There is a severe weather warning for damaging winds across the ACT.
High winds with peaks gusts of up to 90km/h are expected on Thursday morning.
The Bureau of Meteorology said they could reach speeds of 60 to 70km/h in the mountains around the city, peaking in gusts of 90km/hour.
"A cold front lies over southwest New South Wales, and is expected to progress through southeastern and central parts of New South Wales during Thursday. Vigorous and gusty winds are forecast ahead of the front," it said in its 4:52 am update.
In Canberra itself, winds were expected to be strong but not as fierce as up in the mountains like the Brindabellas. In areas above 1900 metres, winds with peak gusts in excess of 120km/h are expected.
Canberra is forecast to reach a top of 33 degrees today. Razed dust is also expected to blow into Canberra, creating a dust haze.
There is a total fire ban for the ACT on Thursday with a fire danger rating of very high.
Updated Severe Weather Warning for Damaging Winds averaging 55 to 65 km/h, with gusts to 90 km/h - now includes all of the ACT. Damaging winds developing later this evening into Thursday. https://t.co/tr2T5O0D8Cpic.twitter.com/m1cfYVl3LG— Bureau of Meteorology Australian Capital Territory (@BOM_ACT) January 22, 2020
On Monday, wind gusts reached 117 km/h at Canberra Airport. The Emergency Services Agency received a record 2100 calls for help from that storm.
"Calls for assistance have been prioritised based on the information given at the time of call, the risk to the community and the circumstances of the caller. Crews are working hard to attend all calls," it said in a statement.
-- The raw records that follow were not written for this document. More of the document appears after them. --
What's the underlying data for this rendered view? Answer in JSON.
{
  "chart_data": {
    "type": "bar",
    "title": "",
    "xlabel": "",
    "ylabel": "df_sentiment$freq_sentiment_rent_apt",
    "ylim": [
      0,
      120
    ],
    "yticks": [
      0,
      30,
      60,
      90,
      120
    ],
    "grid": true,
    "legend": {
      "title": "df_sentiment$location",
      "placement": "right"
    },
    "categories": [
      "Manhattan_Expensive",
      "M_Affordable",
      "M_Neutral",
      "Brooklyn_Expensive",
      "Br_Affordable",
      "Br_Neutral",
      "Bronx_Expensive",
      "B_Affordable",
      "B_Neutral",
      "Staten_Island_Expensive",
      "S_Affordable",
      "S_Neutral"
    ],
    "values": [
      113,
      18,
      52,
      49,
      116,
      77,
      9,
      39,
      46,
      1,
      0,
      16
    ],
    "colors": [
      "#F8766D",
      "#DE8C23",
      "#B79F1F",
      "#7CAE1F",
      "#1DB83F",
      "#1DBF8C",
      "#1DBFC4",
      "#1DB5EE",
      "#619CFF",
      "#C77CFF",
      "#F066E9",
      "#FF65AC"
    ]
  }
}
"We ask that Canberrans remain patient as we clear the record number of calls for assistance. There are currently 1070 incidents outstanding and 1020 incidents have been completed."
Forecaster Rebecca Kamitakahara said at the very highest speeds, branches could be blown off trees and fire-weakened trees knocked down during the Thursday forecast high winds.
Over the past month or so, the ACT has been buffeted by a series of different weather systems which have brought, firstly, drought and fire followed by hail and now wind.
The first system brought hot, dry wind from central Australia and that made ideal conditions for the bushfires which ravaged the huge area on either side of Canberra.
The hail came with a new weather system that brought moisture from the Tropics.
The wind comes in a third system, with cold air coming from the Great Australian Bight.
The State Emergency Service advised people to:
- Move vehicles under cover or away from trees.
- Secure or put away loose items around your house.
- Keep at least eight metres away from fallen power lines or electrified objects like fences.